Courts frequently apply the FA A to determine whether an underlying dispute is arbitrable and to enforce arbitration agreements. See, e.g., In re Am. Express Fin, Advisors Sec. Litig., 672 F.3d 113, 127-28 (2d Cir. 2011). If the underlying claims and defenses fall within the scope of the arbitration clause, they are to be determined by the arbitrators. See, e.g., Garten v. Kurth, 265 F.3d 136, 142 (2d Cir. 2001). "As the courts have repeatedly made clear, 'arbitration is simply a matter of contract between the parties; it is a way to resolve those disputes - but only those disputes that the parties have agreed to submit to arbitration.'" Alliance Bernstein Inv. Research & Memt., Inc. v. Schaffran, 445 F.3d 121, 125 (2d Cir. 2006) (quoting First Options of Chicago, Inc. v. Kaplan, 514 U.S. 938, 943 (1995)). "The FAA is an expression of 'a strong federal policy favoring arbitration as an alternative means of dispute resolution.'" Ragone v. Atlantic Video at Manhattan Center, 595 F.3d 115, 121 (2d Cir. 2010) (quoting Hartford Accident & Indem. Co. v. Swiss Reinsurance Am. Corp., 246 F.3d 219, 226 (2d Cir. 2001)); see also Bechtel do Brasil Construcoes Ltda. v, UEG Araucaria Ltda., 638 F.3d 150, 154 (2d Cir. 2011) ("[T]he FAA's primary purpose [is to] ensur[e] that private agreements to arbitrate are enforced according to their terms.") (alterations in original; quoting Volt Info. Scis., Inc. v. Bd. of Trs. of Leland Stanford Junior Univ., 489 U.S. 468, 479 (1989)); Arciniaga v. Gen. Motors Corp., 460 F.3d 231, 234 (2d Cir. 2006) ("[I]t is difficult to overstate the strong federal policy in favor of arbitration, and it is a policy we have often and emphatically applied,") (internal quotation marks omitted).

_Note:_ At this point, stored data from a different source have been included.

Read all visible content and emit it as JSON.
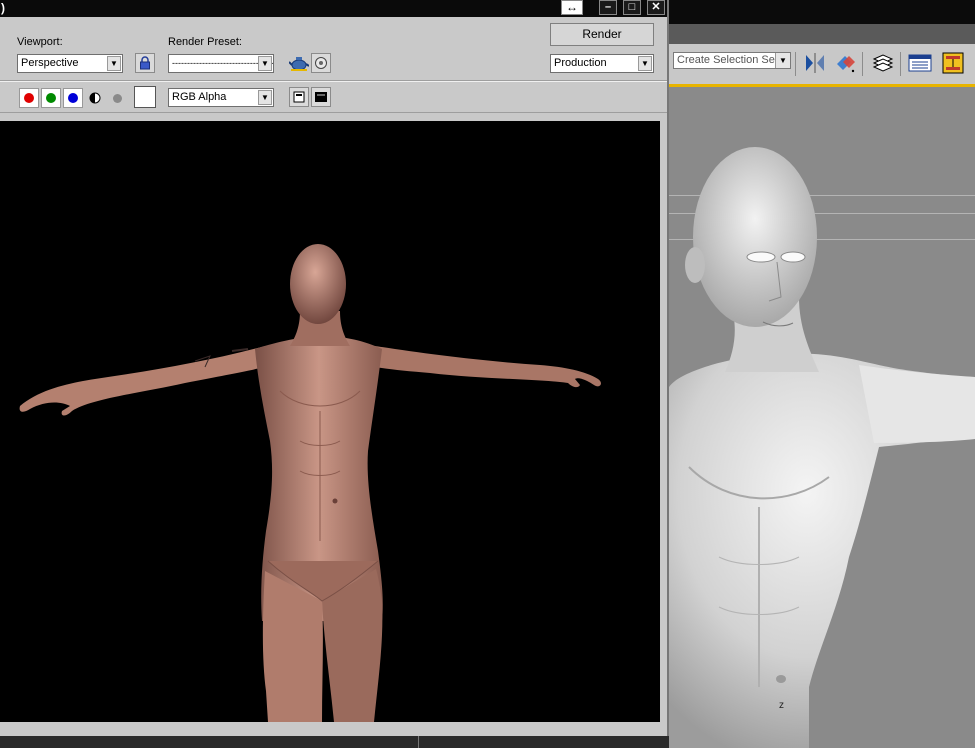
{
  "render_frame": {
    "title": ")",
    "viewport_label": "Viewport:",
    "viewport_value": "Perspective",
    "render_preset_label": "Render Preset:",
    "render_preset_value": "------------------------------------",
    "render_button": "Render",
    "production_value": "Production",
    "channel_display_value": "RGB Alpha",
    "icons": [
      "lock-icon",
      "teapot-icon",
      "settings-icon",
      "red-channel-icon",
      "green-channel-icon",
      "blue-channel-icon",
      "alpha-channel-icon",
      "monochrome-icon",
      "clone-frame-icon",
      "clear-frame-icon"
    ]
  },
  "main_app": {
    "selection_set_placeholder": "Create Selection Set",
    "viewport_axis_label": "z",
    "toolbar_icons": [
      "mirror-icon",
      "align-icon",
      "layer-manager-icon",
      "track-view-icon",
      "schematic-view-icon"
    ]
  },
  "colors": {
    "title_bar": "#0a0a0a",
    "panel_bg": "#c9c9c9",
    "viewport_bg": "#8a8a8a",
    "accent_yellow": "#e8b400",
    "channel_red": "#e00000",
    "channel_green": "#008a00",
    "channel_blue": "#0000d8"
  }
}
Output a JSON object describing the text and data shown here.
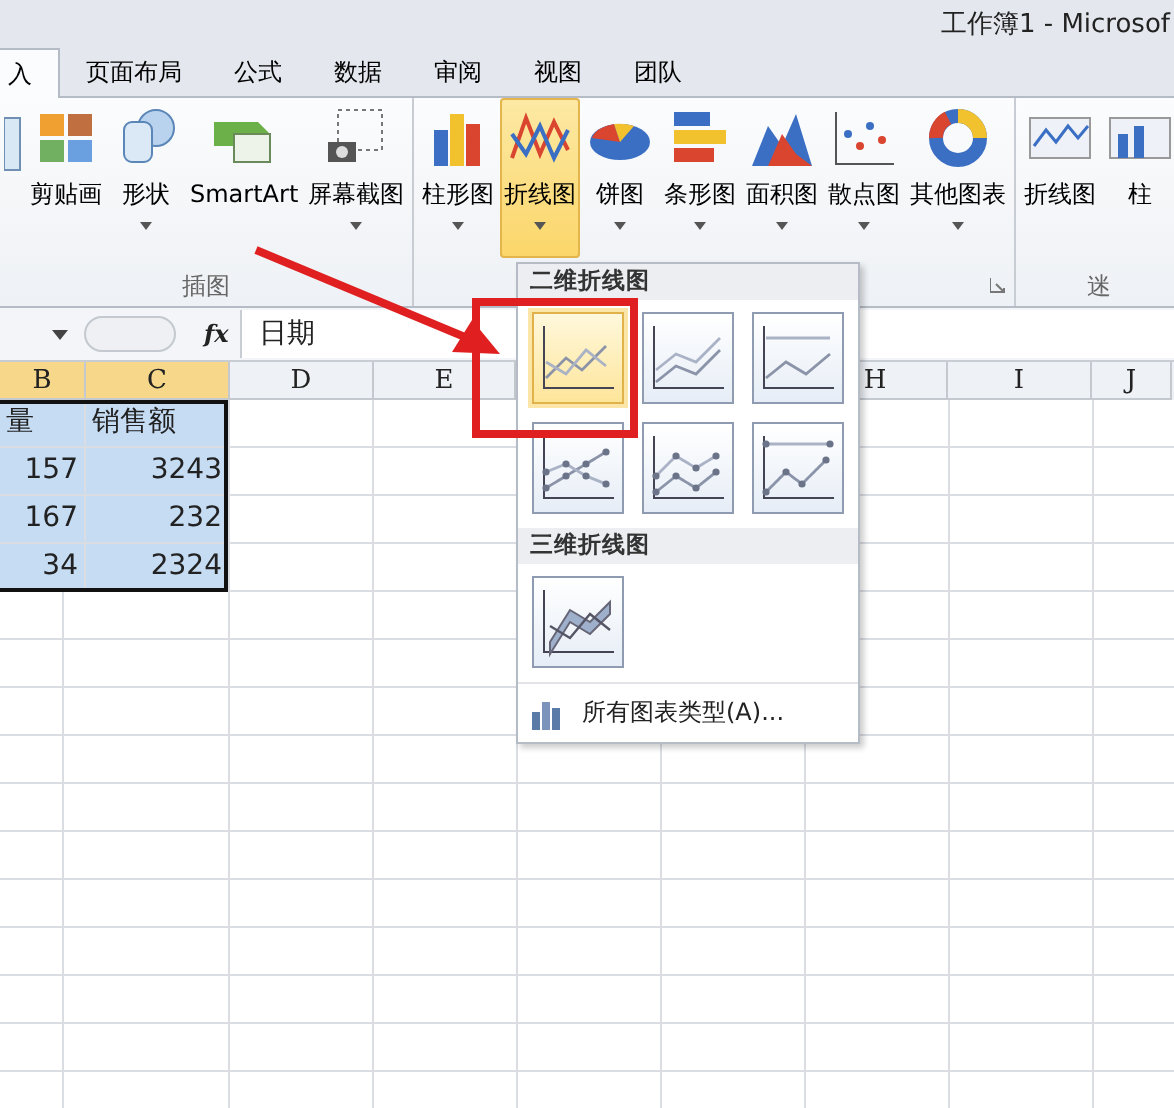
{
  "window": {
    "title": "工作簿1 - Microsof"
  },
  "tabs": [
    {
      "label": "入",
      "selected": true
    },
    {
      "label": "页面布局",
      "selected": false
    },
    {
      "label": "公式",
      "selected": false
    },
    {
      "label": "数据",
      "selected": false
    },
    {
      "label": "审阅",
      "selected": false
    },
    {
      "label": "视图",
      "selected": false
    },
    {
      "label": "团队",
      "selected": false
    }
  ],
  "ribbon": {
    "groups": [
      {
        "label": "插图",
        "buttons": [
          {
            "label": "剪贴画",
            "menu": false,
            "selected": false
          },
          {
            "label": "形状",
            "menu": true,
            "selected": false
          },
          {
            "label": "SmartArt",
            "menu": false,
            "selected": false
          },
          {
            "label": "屏幕截图",
            "menu": true,
            "selected": false
          }
        ]
      },
      {
        "buttons": [
          {
            "label": "柱形图",
            "menu": true,
            "selected": false
          },
          {
            "label": "折线图",
            "menu": true,
            "selected": true
          },
          {
            "label": "饼图",
            "menu": true,
            "selected": false
          },
          {
            "label": "条形图",
            "menu": true,
            "selected": false
          },
          {
            "label": "面积图",
            "menu": true,
            "selected": false
          },
          {
            "label": "散点图",
            "menu": true,
            "selected": false
          },
          {
            "label": "其他图表",
            "menu": true,
            "selected": false
          }
        ]
      },
      {
        "label": "迷",
        "buttons": [
          {
            "label": "折线图",
            "menu": false,
            "selected": false
          },
          {
            "label": "柱",
            "menu": false,
            "selected": false
          }
        ]
      }
    ]
  },
  "formula_bar": {
    "fx": "fx",
    "value": "日期"
  },
  "sheet": {
    "columns": [
      "B",
      "C",
      "D",
      "E",
      "H",
      "I",
      "J"
    ],
    "rows": [
      {
        "cells": [
          "量",
          "销售额"
        ],
        "kind": "header"
      },
      {
        "cells": [
          "157",
          "3243"
        ],
        "kind": "number"
      },
      {
        "cells": [
          "167",
          "232"
        ],
        "kind": "number"
      },
      {
        "cells": [
          "34",
          "2324"
        ],
        "kind": "number"
      }
    ]
  },
  "dropdown": {
    "sections": [
      {
        "title": "二维折线图",
        "items": [
          {
            "kind": "line",
            "selected": true
          },
          {
            "kind": "stacked",
            "selected": false
          },
          {
            "kind": "percent",
            "selected": false
          },
          {
            "kind": "markers",
            "selected": false
          },
          {
            "kind": "stacked-markers",
            "selected": false
          },
          {
            "kind": "percent-markers",
            "selected": false
          }
        ]
      },
      {
        "title": "三维折线图",
        "items": [
          {
            "kind": "perspective",
            "selected": false
          }
        ]
      }
    ],
    "footer": "所有图表类型(A)..."
  }
}
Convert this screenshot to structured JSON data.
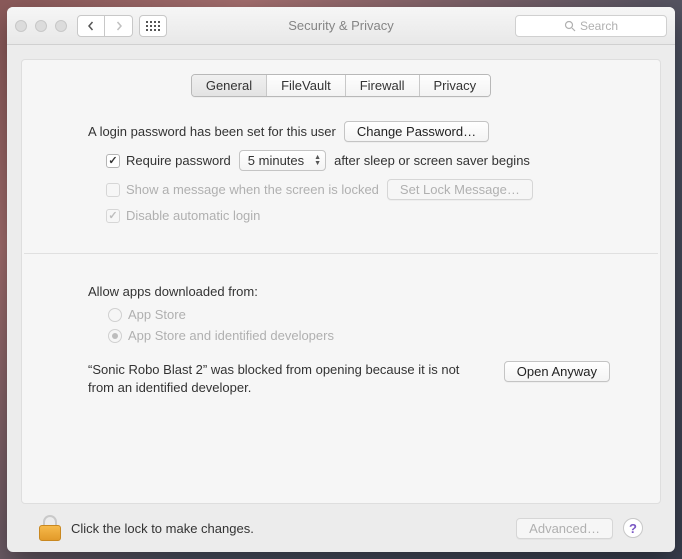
{
  "window": {
    "title": "Security & Privacy",
    "search_placeholder": "Search"
  },
  "tabs": [
    "General",
    "FileVault",
    "Firewall",
    "Privacy"
  ],
  "general": {
    "pw_set_text": "A login password has been set for this user",
    "change_pw_label": "Change Password…",
    "require_pw_label": "Require password",
    "require_pw_delay": "5 minutes",
    "require_pw_suffix": "after sleep or screen saver begins",
    "show_message_label": "Show a message when the screen is locked",
    "set_lock_msg_label": "Set Lock Message…",
    "disable_auto_login_label": "Disable automatic login"
  },
  "apps": {
    "header": "Allow apps downloaded from:",
    "opt_appstore": "App Store",
    "opt_identified": "App Store and identified developers",
    "blocked_text": "“Sonic Robo Blast 2” was blocked from opening because it is not from an identified developer.",
    "open_anyway_label": "Open Anyway"
  },
  "footer": {
    "lock_text": "Click the lock to make changes.",
    "advanced_label": "Advanced…"
  }
}
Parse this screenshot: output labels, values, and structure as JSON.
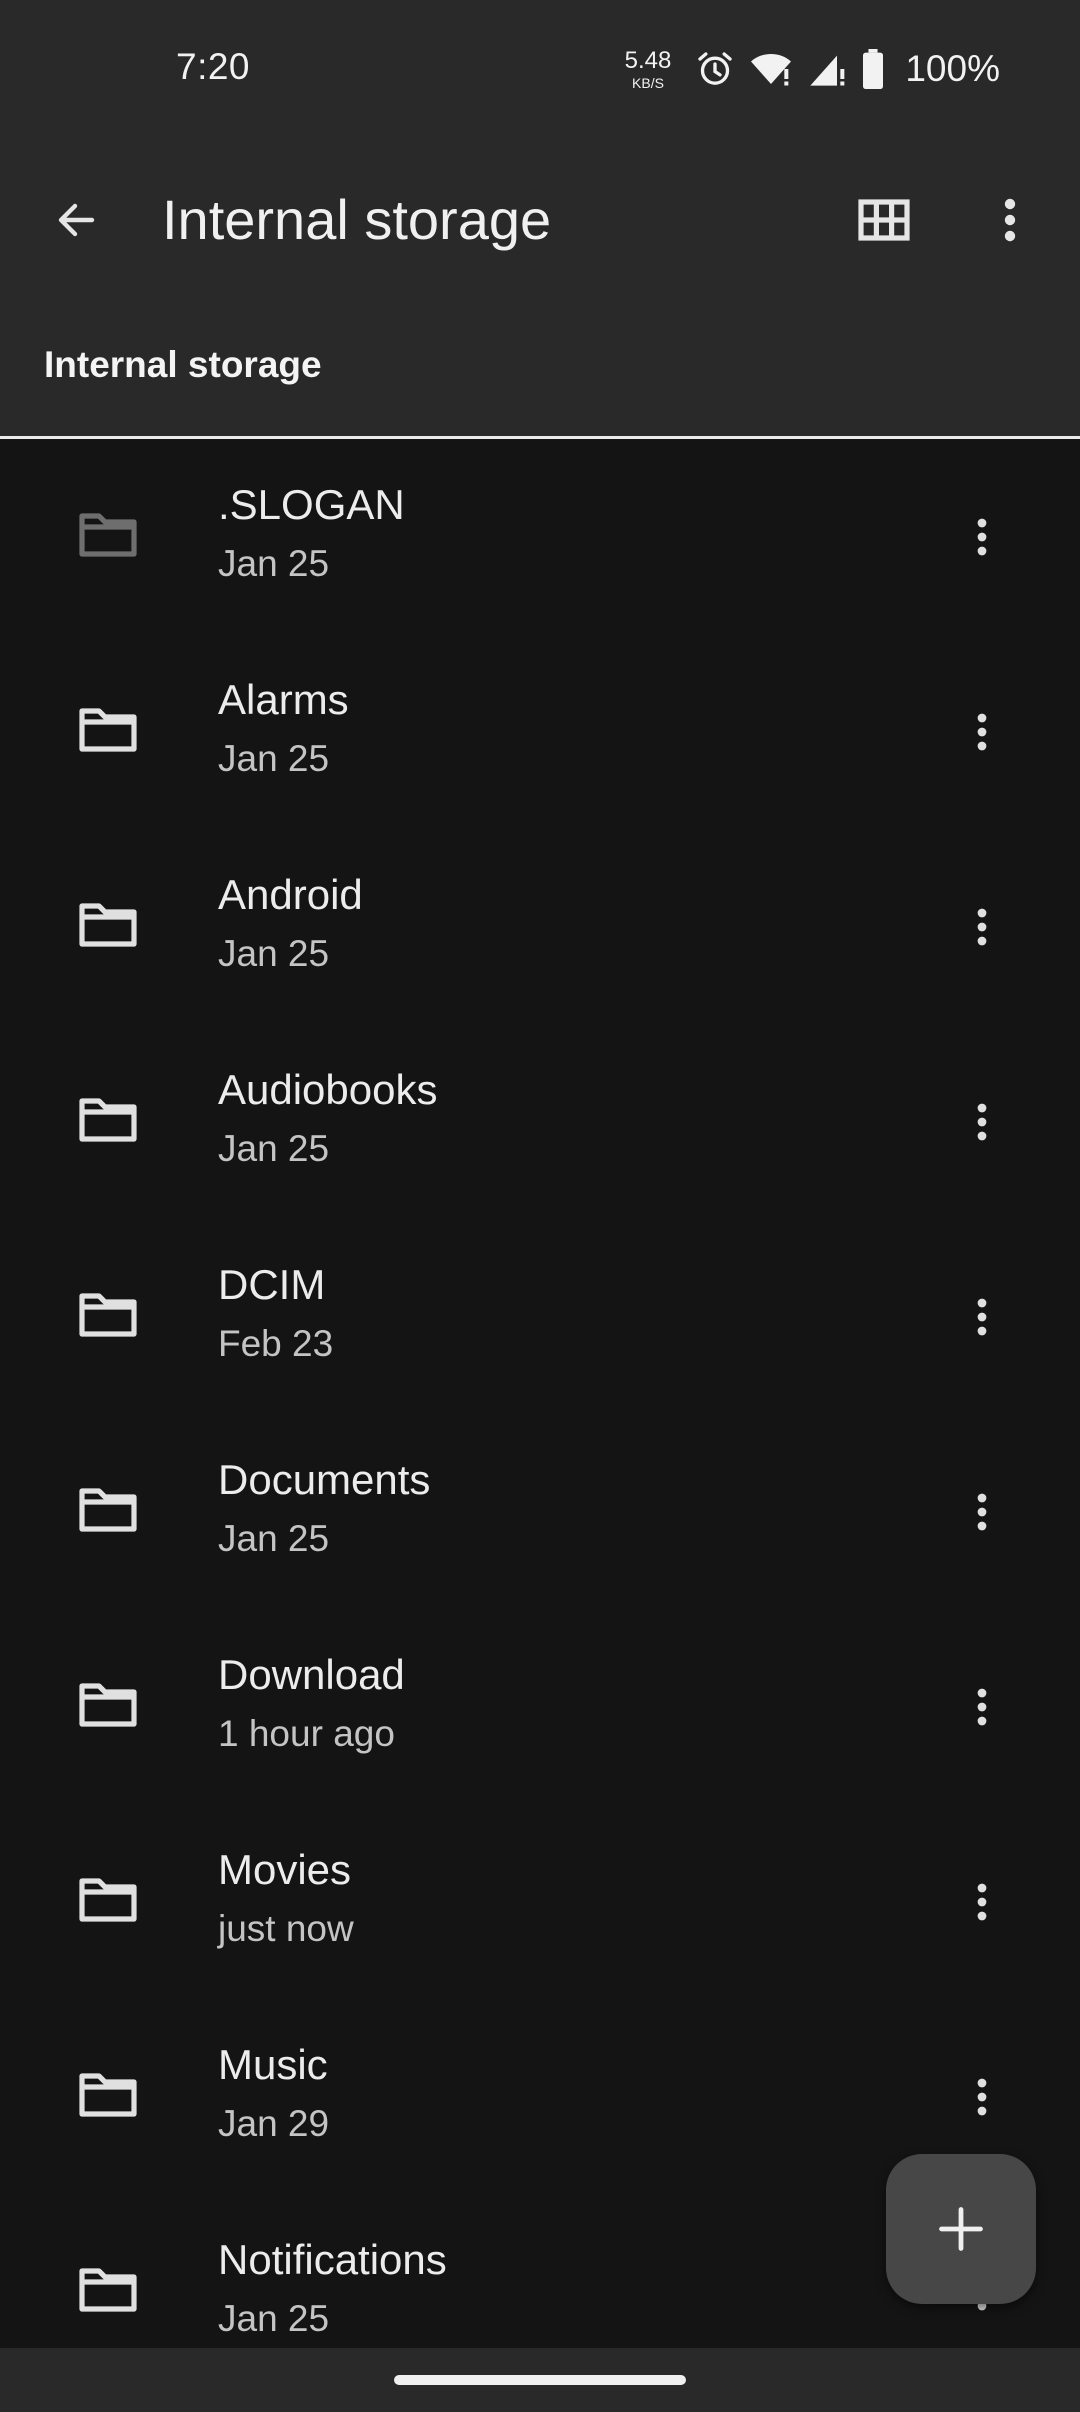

Citigroup argues that ADIA's second arbitration is an attack on the final judgment entered in the First Action, and that, by commencing this second arbitration, ADIA seeks to render the courts "powerless" to ensure the integrity of their prior judgments. (Opp. Mem. at 1, 6-13.) However, National Union Fire Insurance Company of Pittsburgh, Pa. v. Belco Petroleum Corp., 88 F.3d 129,131 (2d Cir. 1996), held that "the preclusive effect of a prior, related arbitration between the parties must be determined by the arbitrator in the current arbitration, rather than by the court." If there is no dispute that a claim falls within the scope of a valid arbitration agreement, then the "claim of preclusion is a legal defense . . . . As such, it is itself a component of the dispute on the merits." Id. at 135. The preclusive effect of a prior arbitration "is as much related to the merits as such affirmative defenses as a time limit in the arbitration agreement or laches, which are assigned to an arbitrator under a broad arbitration clause . . . ." Id. at 136. National Union concluded that the underlying arbitration clause was "sufficiently broad to encompass disputes about what was decided in a prior arbitration," with language that required arbitration for "'[a]ll disputes which may arise under or in connection with this policy.'" Id. (emphasis and alteration in original).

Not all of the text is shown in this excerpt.